Maybe that’s why Green’s favorite works are the ones with a message. If you’re going to go out on a limb, you might as well make something that means something. One of his big breaks was Sizzlah’s “Thank You Momma,” and it remains one of his most rewarding. It took him to Jamaica on a tiny budget. To save money, they got the whole Rastafarian camp involved.

“They all became part of our film crew, carrying equipment across the river and stuff like that,” he says. “It became this communal film team.


As an old-school hip-hop fan and a member of the Zulu Nation, Green appreciates the chance to spread positivity and connectedness whenever possible. That influence sat heavy on his mind when he wrote the concept for Lupe Fiasco’s “Bitch Bad,” which explored the social ramifications of hip-hop’s gender bias as well as Green’s own complex interpretations of 1920s black face and how it relates to the world we live in today.

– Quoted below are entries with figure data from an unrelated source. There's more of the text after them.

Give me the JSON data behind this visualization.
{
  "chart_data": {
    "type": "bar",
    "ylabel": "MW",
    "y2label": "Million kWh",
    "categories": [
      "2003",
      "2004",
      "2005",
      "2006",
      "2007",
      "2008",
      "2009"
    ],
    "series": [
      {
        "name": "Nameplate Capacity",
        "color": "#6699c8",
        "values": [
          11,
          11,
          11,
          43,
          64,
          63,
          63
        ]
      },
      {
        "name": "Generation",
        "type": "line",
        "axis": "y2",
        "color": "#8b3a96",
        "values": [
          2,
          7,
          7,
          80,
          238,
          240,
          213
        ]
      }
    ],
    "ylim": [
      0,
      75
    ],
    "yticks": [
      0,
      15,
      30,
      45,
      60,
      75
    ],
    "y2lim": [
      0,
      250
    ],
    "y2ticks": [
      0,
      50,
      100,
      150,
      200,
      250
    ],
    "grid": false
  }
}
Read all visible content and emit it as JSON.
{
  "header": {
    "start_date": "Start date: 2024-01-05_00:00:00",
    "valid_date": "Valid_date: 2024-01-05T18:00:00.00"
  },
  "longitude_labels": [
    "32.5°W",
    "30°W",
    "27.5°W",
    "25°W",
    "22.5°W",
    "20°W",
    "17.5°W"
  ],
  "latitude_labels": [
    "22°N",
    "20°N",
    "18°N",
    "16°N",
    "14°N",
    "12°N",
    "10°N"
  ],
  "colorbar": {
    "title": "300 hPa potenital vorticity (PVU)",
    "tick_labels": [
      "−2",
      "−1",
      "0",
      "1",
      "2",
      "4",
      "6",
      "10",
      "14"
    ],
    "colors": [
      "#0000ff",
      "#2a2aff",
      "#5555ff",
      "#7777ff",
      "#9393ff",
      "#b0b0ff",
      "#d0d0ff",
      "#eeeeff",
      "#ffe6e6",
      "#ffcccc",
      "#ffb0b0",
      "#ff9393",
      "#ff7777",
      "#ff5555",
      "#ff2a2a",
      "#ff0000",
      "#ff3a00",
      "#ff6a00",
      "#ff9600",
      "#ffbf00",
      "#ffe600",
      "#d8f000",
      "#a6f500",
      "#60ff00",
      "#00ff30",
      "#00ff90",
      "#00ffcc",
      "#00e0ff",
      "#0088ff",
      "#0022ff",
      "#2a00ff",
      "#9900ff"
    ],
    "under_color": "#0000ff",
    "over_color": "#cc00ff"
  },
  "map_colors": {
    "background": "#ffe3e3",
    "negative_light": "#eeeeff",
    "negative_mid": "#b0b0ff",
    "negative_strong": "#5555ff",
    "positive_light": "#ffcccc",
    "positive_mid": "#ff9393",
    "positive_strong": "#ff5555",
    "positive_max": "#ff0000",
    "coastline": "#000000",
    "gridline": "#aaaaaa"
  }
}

“Hip-hop is a reflection of what’s going on,” he says, “and what’s going on in this country is materialism is being valued, so that’s what happens in the music. I don’t know if it’s life imitating art or art imitating life, but it does get mixed up, and young kids are influenced by music videos.

“Being in this era of poppin’ bottles and sexuality taking over hip-hop, it’s refreshing to get a record like Lupe’s who’s actually trying to say something,” Green says. “That’s a dream for me, because it’s like, ‘Oh wow. Now I get to be impressionable towards kids.

Which leads him to his next venture, a nonprofit film camp for inner city kids in Miami. When it all comes together next summer, he’ll be hands-on with a new generation of filmmakers, guiding them through the tricks of the trade, teaching them to create emotionally compelling pieces, all while giving back to the city that made him.

“We started 305 Films, and it just so happened all these Miami artists or other artists were moving to Miami, and Miami became a musical mecca,” he says. “The universe told me to come here… I’m here.”